Il Tribunale di Sorveglianza di Palermo ha dichiarato estinta la pena accessoria maturata nei confronti dell’ex presidente della Sicilia. Lui dice di non volersi ricandidare, ma sullo sfondo ci sono le Europee (e la crescita della sua Democrazia cristiana nuova)

Totò Cuffaro era tornato da un pezzo. Aveva provato a farlo da protagonista silenzioso. Da segretario di partito “semplice”, standosene a lungo nelle retrovie. Impossibile. La sua Democrazia Cristiana Nuova – questo il nome completo – ha ottenuto il 6,5% alle ultime elezioni Regionali, arrivando a eleggere cinque parlamentari all’Ars. Ma oggi, per l’ex presidente della Regione siciliana, cala il sipario sulle vicende giudiziarie che gli erano costati 4 anni e 11 mesi di reclusione nel carcere di Rebibbia. Il Tribunale di Sorveglianza di Palermo, infatti, ha dichiarato “estinta” la pena accessoria maturata a seguito di due sentenze di condanna: cioè l’interdizione perpetua dai pubblici uffici.
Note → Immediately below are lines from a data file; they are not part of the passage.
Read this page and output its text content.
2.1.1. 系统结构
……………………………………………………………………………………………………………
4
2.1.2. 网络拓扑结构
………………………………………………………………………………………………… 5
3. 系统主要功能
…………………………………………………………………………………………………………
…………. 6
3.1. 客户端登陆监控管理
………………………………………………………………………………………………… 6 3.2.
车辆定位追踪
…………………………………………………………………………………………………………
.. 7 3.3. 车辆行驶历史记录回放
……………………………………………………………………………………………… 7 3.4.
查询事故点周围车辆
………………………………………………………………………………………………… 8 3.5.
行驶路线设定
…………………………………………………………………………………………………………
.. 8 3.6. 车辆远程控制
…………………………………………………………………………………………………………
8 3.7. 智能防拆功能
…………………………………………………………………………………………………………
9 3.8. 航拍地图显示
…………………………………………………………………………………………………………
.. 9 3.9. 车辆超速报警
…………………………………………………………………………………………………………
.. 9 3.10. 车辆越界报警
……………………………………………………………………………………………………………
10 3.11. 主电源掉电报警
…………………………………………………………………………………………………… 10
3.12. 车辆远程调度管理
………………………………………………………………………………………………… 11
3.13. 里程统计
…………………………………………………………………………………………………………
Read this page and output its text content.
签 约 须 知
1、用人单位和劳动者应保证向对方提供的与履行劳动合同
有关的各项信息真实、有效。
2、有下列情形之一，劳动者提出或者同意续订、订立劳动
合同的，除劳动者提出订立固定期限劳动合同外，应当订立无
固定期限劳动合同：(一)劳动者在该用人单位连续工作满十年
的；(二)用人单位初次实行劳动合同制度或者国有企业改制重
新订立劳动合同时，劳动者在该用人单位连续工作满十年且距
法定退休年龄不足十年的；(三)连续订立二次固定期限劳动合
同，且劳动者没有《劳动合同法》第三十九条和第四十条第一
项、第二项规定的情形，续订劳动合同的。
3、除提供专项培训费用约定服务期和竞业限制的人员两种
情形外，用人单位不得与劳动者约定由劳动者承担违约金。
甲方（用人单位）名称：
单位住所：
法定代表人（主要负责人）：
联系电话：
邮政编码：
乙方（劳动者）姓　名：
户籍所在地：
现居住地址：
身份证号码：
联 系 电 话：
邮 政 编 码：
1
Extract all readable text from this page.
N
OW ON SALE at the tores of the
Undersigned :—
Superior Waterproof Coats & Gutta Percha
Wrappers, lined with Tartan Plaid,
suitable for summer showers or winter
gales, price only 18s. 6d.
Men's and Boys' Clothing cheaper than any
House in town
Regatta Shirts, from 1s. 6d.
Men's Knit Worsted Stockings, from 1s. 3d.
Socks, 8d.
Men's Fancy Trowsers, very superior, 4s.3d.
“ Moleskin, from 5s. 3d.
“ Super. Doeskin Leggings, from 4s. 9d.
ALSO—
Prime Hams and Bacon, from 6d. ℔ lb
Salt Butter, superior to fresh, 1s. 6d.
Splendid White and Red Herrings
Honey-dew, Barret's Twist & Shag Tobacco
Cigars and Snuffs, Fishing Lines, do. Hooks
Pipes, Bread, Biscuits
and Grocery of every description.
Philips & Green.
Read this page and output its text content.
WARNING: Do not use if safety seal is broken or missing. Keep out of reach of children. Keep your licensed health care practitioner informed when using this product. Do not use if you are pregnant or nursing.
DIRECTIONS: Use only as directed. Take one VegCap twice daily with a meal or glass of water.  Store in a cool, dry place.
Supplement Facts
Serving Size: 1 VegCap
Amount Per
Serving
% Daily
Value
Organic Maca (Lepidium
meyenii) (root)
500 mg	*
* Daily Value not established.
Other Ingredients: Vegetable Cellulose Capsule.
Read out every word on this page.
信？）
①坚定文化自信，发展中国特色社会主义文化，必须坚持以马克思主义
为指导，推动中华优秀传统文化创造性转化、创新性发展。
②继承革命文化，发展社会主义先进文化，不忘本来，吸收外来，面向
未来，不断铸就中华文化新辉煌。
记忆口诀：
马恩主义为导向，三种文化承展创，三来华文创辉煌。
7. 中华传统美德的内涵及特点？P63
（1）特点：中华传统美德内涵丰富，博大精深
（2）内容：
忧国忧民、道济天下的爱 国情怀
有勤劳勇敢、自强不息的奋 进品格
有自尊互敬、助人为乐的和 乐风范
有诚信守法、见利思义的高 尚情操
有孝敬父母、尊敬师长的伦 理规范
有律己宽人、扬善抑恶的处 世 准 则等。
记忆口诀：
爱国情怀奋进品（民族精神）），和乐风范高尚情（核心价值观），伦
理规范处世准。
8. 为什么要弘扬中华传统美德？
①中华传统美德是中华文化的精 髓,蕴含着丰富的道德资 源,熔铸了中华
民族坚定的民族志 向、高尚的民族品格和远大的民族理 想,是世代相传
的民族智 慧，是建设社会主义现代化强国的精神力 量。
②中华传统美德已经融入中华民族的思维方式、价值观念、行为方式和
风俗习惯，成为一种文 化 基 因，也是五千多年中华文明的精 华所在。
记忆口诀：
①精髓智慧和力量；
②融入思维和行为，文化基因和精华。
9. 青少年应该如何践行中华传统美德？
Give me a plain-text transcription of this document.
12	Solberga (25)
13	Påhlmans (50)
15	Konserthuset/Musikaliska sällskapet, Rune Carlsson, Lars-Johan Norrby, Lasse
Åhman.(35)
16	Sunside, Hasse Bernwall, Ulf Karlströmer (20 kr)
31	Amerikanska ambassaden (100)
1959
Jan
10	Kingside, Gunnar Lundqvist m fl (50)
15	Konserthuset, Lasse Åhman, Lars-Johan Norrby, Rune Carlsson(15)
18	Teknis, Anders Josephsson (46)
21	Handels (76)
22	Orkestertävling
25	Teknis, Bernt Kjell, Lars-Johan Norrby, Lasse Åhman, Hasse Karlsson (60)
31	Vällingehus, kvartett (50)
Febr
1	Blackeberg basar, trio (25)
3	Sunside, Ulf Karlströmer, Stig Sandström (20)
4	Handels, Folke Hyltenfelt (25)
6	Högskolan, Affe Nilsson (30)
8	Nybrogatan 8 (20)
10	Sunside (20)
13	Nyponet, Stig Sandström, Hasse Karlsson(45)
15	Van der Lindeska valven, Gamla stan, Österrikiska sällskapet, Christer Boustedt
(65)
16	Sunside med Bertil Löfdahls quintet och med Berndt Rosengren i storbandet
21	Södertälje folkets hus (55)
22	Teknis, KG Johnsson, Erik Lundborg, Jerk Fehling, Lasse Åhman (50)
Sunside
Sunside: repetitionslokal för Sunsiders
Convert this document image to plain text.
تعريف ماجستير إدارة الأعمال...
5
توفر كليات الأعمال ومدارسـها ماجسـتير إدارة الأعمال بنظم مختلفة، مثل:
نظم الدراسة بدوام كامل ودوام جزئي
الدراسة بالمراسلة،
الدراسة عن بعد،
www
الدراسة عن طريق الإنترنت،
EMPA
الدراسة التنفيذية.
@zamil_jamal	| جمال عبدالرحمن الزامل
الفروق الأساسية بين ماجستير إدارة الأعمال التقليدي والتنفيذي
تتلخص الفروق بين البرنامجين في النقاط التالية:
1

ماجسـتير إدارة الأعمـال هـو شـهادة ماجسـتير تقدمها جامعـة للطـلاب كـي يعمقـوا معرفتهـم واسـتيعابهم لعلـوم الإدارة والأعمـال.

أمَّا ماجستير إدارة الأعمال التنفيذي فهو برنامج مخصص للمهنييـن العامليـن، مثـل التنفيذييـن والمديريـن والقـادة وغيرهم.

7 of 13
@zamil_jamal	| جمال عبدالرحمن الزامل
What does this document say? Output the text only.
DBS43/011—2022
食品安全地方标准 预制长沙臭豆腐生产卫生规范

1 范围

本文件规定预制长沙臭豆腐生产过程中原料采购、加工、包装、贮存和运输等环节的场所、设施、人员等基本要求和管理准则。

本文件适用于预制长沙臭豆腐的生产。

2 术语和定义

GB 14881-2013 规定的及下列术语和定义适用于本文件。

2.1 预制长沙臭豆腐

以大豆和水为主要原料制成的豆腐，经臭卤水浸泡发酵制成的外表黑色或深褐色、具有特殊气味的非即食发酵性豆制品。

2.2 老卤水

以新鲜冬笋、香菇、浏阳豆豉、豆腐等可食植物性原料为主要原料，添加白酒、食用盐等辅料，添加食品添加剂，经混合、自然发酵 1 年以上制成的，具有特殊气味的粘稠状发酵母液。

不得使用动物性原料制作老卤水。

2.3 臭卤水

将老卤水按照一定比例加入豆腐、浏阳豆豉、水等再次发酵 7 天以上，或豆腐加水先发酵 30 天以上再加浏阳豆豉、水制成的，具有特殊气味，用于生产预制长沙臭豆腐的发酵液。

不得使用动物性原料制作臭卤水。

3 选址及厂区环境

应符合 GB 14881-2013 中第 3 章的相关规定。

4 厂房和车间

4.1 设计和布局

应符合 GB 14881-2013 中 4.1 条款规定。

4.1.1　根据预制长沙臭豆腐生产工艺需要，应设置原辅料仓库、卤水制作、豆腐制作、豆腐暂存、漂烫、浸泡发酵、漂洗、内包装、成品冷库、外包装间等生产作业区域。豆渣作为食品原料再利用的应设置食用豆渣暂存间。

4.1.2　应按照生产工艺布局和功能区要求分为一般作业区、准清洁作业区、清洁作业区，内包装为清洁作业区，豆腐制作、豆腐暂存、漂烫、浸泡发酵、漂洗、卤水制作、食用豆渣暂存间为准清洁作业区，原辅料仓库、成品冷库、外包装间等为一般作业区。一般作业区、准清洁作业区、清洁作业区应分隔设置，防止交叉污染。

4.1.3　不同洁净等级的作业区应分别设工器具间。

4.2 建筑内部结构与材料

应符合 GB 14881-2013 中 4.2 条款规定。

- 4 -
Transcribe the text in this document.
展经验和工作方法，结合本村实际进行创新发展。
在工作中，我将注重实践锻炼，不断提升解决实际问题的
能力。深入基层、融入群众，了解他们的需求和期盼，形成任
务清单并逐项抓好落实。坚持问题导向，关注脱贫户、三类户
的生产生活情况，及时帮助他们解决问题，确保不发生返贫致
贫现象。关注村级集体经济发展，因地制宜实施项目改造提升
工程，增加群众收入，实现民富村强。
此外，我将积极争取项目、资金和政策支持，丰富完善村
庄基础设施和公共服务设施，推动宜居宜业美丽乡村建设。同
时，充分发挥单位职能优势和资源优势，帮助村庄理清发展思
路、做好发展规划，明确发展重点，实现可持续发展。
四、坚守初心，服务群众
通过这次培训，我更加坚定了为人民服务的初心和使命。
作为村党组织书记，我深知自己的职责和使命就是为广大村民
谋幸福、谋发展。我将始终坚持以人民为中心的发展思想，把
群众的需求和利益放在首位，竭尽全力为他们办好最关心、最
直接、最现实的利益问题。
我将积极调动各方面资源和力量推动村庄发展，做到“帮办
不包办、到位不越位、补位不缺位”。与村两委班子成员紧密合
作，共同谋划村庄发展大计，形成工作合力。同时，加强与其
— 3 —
Come d’incanto Totò Vasa Vasa torna in pista. Candidabile. Arruolato a pieno titolo. I cannoli sfoderati a Palazzo d’Orleans nel giorno dell’annuncio delle dimissioni – lui ha sempre negato che si trattasse di festeggiamenti – non sarà, e non è stato l’ultimo atto della sua trincea. Un partito ce l’ha già, l’ha (ri)fondato, e non gli resta che scegliere la competizione. Dice di non essere interessato (“Confermo con determinazione che il mio tempo per le candidature è finito”), ma la riabilitazione ha un valore per l’uomo ancor prima che per il politico, indomabile, che Cuffaro s’è dimostrato anche dopo l’esilio in Burundi (dove peraltro continua a recarsi per occuparsi dei bambini e degli “ultimi”).

La prima condanna che aveva gravato sulla carriera di Cuffaro risale al ’93, quando fu ritenuto colpevole di diffamazione nei confronti dell’ex sostituto procuratore di Trapani, Francesco Taurisano; ma gli eventi deflagrano nel 2011, quando la Cassazione gli rifila 7 anni di reclusione, per favoreggiamento aggravato alla mafia, confermando la sentenza d’appello. Cuffaro perde peso, supera la prova del carcere, la racconta, scrive libri, si spende per i diritti dei detenuti. Ma non ne può fare a meno, e dopo averci rimuginato sopra, sia riappropria del suo habitat naturale: la politica. Un passettino per volta riemerge. Uno del genere fa rumore, non può passare inosservato.  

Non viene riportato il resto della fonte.